How is Whirlpool decentralized?
I'm still blown away by the 2021 paper ( https://arxiv.org/pdf/2109.10229.pdf ), updated twice, about decentralized coinjoin, that states, to explain that it only studies Samourai and Whirlpool:
"While the role of centralized mixing services like JoinMarket, where a trusted third party matches CoinJoin participants, has been studied in the past [ 16], decentralized wallet implementations have not yet been the focus of a comprehensive measurement study."
(It takes extreme, tortuous logic to come to the conclusion that Joinmarket is centralized, but somehow this howling error remains).
More recently this came out, a new paper on address clustering:
https://arxiv.org/pdf/2107.05749.pdf
I haven't read it yet, so it may be very interesting or not at all, fair warning, but the researchers are pretty serious.
However I find this comment of interest:
" Our extraction mechanism relies on change outputs revealed by the multi-input heuristic.
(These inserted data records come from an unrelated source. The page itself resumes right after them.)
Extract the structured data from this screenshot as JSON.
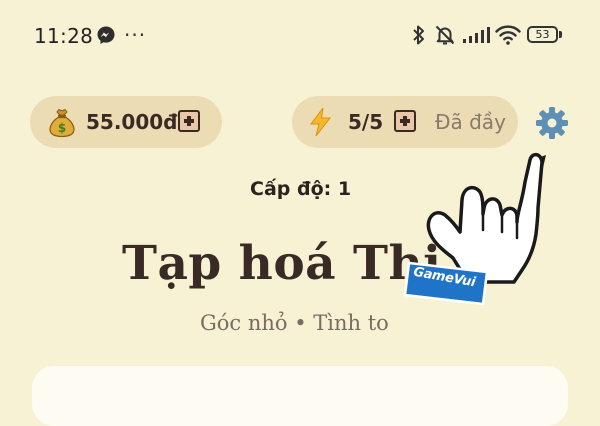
{
  "status_bar": {
    "time": "11:28",
    "more": "···",
    "battery": "53",
    "icons": [
      "messenger-icon",
      "bluetooth-icon",
      "bell-muted-icon",
      "signal-icon",
      "wifi-icon",
      "battery-icon"
    ]
  },
  "coins": {
    "icon": "money-bag-icon",
    "value": "55.000đ"
  },
  "energy": {
    "icon": "lightning-icon",
    "value": "5/5",
    "status": "Đã đầy"
  },
  "settings": {
    "icon": "gear-icon"
  },
  "level": {
    "label": "Cấp độ: 1"
  },
  "shop": {
    "title": "Tạp hoá Thị",
    "subtitle": "Góc nhỏ • Tình to"
  },
  "overlay": {
    "icon": "pointing-hand-icon",
    "watermark": "GameVui"
  },
  "colors": {
    "background": "#f8f2d5",
    "pill": "#ecdcb4",
    "text": "#3a2a25",
    "muted": "#8a7a6e",
    "gear": "#5e8fb5",
    "watermark": "#1f74c8"
  }
}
This heuristic is effective in practice [15] and widely used, but vulnerable to false positives from techniques like CoinJoin and PayJoin that are intentionally designed to break the heuristic (e.g., [9, 23, 24, 26]). While we take measures to detect CoinJoin transactions and pre-existing cluster collapse, some errors can remain."
Notice how they completely fail to inform the reader of the *crucial*, in this context, difference between traditional coinjoin and payjoin: with payjoin, they will not (in the general case) have *any* way to know it has happened, and therefore not have *any way* to measure whether such a measurement error has occurred, whereas with traditional coinjoin this is emphatically not the case. Disappointing; I hate it when academics gloss over the failures of their method.
Discussion
My best guess about their logic, assuming they didn't just completely misunderstand the systems, is this:
With a chaumian blinding server, you have a situation where none of the N participants know the linkages, and nor does the server. So from a privacy perspective this is decentralized, no one actor is privileged.
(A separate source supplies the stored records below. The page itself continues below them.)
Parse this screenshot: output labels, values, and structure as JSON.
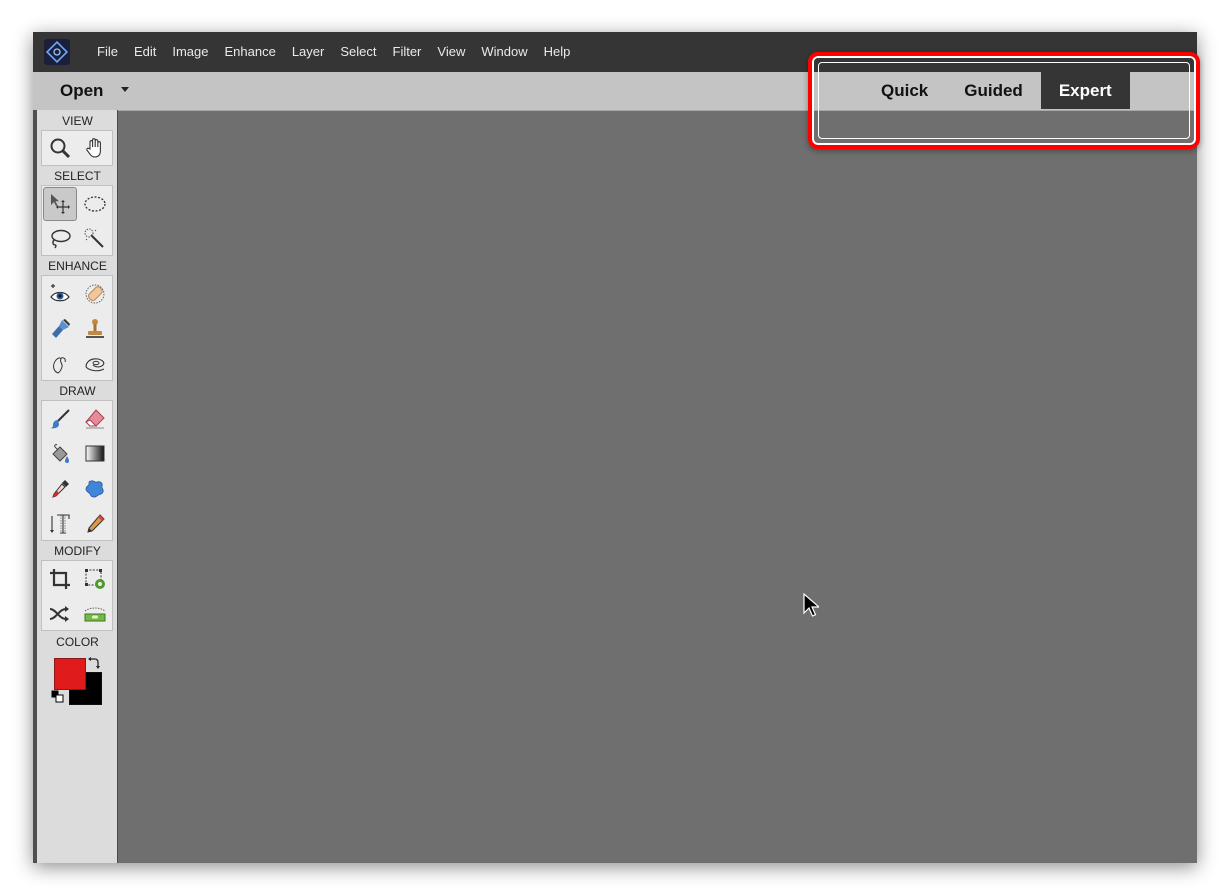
{
  "menu": [
    "File",
    "Edit",
    "Image",
    "Enhance",
    "Layer",
    "Select",
    "Filter",
    "View",
    "Window",
    "Help"
  ],
  "optionbar": {
    "open_label": "Open",
    "modes": [
      {
        "label": "Quick",
        "active": false
      },
      {
        "label": "Guided",
        "active": false
      },
      {
        "label": "Expert",
        "active": true
      }
    ]
  },
  "toolbox": {
    "sections": {
      "view": "VIEW",
      "select": "SELECT",
      "enhance": "ENHANCE",
      "draw": "DRAW",
      "modify": "MODIFY",
      "color": "COLOR"
    },
    "tools": {
      "view": [
        "zoom-icon",
        "hand-icon"
      ],
      "select": [
        "move-icon",
        "elliptical-marquee-icon",
        "lasso-icon",
        "quick-selection-icon"
      ],
      "enhance": [
        "red-eye-icon",
        "spot-healing-icon",
        "smart-brush-icon",
        "clone-stamp-icon",
        "blur-icon",
        "sponge-icon"
      ],
      "draw": [
        "brush-icon",
        "eraser-icon",
        "paint-bucket-icon",
        "gradient-icon",
        "eyedropper-icon",
        "custom-shape-icon",
        "type-icon",
        "pencil-icon"
      ],
      "modify": [
        "crop-icon",
        "recompose-icon",
        "content-aware-move-icon",
        "straighten-icon"
      ]
    }
  },
  "colors": {
    "foreground": "#e01b1b",
    "background": "#000000",
    "highlight": "#ff0000"
  }
}
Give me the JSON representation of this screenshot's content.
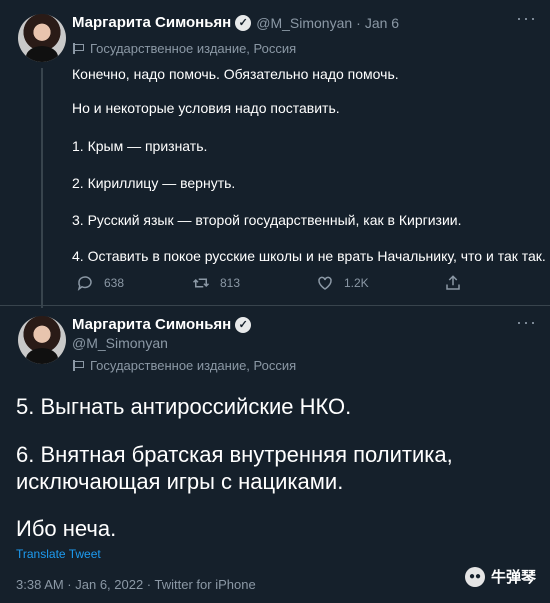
{
  "tweet1": {
    "author_name": "Маргарита Симоньян",
    "handle": "@M_Simonyan",
    "separator": "·",
    "date": "Jan 6",
    "label": "Государственное издание, Россия",
    "lines": [
      "Конечно, надо помочь. Обязательно надо помочь.",
      "Но и некоторые условия надо поставить.",
      "1. Крым — признать.",
      "2. Кириллицу — вернуть.",
      "3. Русский язык — второй государственный, как в Киргизии.",
      "4. Оставить в покое русские школы и не врать Начальнику, что и так так."
    ],
    "actions": {
      "replies": "638",
      "retweets": "813",
      "likes": "1.2K"
    }
  },
  "tweet2": {
    "author_name": "Маргарита Симоньян",
    "handle": "@M_Simonyan",
    "label": "Государственное издание, Россия",
    "lines": [
      "5. Выгнать антироссийские НКО.",
      "6. Внятная братская внутренняя политика,",
      "исключающая игры с нациками.",
      "Ибо неча."
    ],
    "translate": "Translate Tweet",
    "meta": "3:38 AM · Jan 6, 2022 · Twitter for iPhone"
  },
  "watermark": {
    "text": "牛弹琴"
  },
  "icons": {
    "verified": "verified-badge-icon",
    "label": "flag-icon",
    "reply": "reply-icon",
    "retweet": "retweet-icon",
    "like": "heart-icon",
    "share": "share-icon",
    "more": "more-icon"
  },
  "colors": {
    "background": "#15202b",
    "text": "#ffffff",
    "muted": "#8b98a5",
    "link": "#1d9bf0",
    "divider": "#38444d"
  }
}
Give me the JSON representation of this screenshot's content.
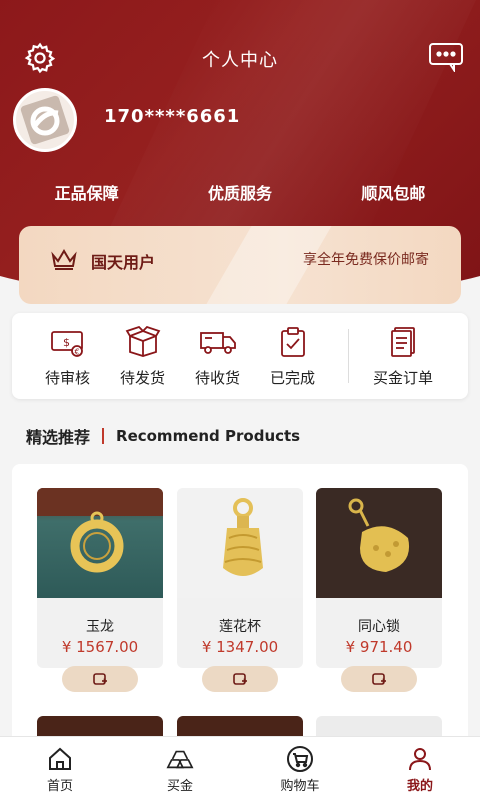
{
  "header": {
    "title": "个人中心",
    "settings_icon": "gear-icon",
    "message_icon": "chat-bubble-icon",
    "phone": "170****6661"
  },
  "perks": [
    "正品保障",
    "优质服务",
    "顺风包邮"
  ],
  "vip": {
    "level": "国天用户",
    "benefit": "享全年免费保价邮寄",
    "icon": "crown-icon"
  },
  "orders": {
    "items": [
      {
        "label": "待审核",
        "icon": "money-review-icon"
      },
      {
        "label": "待发货",
        "icon": "box-icon"
      },
      {
        "label": "待收货",
        "icon": "truck-icon"
      },
      {
        "label": "已完成",
        "icon": "clipboard-check-icon"
      }
    ],
    "gold_order": {
      "label": "买金订单",
      "icon": "document-icon"
    }
  },
  "recommend": {
    "title_cn": "精选推荐",
    "title_en": "Recommend Products"
  },
  "products": [
    {
      "name": "玉龙",
      "price": "¥ 1567.00"
    },
    {
      "name": "莲花杯",
      "price": "¥ 1347.00"
    },
    {
      "name": "同心锁",
      "price": "¥ 971.40"
    }
  ],
  "nav": [
    {
      "label": "首页",
      "icon": "home-icon"
    },
    {
      "label": "买金",
      "icon": "gold-bars-icon"
    },
    {
      "label": "购物车",
      "icon": "cart-icon"
    },
    {
      "label": "我的",
      "icon": "user-icon",
      "active": true
    }
  ],
  "colors": {
    "brand": "#8a1619",
    "price": "#c0392b",
    "vip_bg": "#f3d8c1"
  }
}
However even if you look at it as an academic and not a practicioner, you should see that having a central server coordinating the transaction is a very important centralization, because they can select, and control, which participants are allowed to be in what join event. (*very* relevant for e.g. sybil concerns).
So in short I agree with your question 😄
Maybe the concern would be solved if they had said something about chaumian blinding and not about "decentralization". I would say that by any human definition of "decentralization" JoinMarket is at least more decentralized than the other two.
But I think I will settle for them completely misunderstanding everything.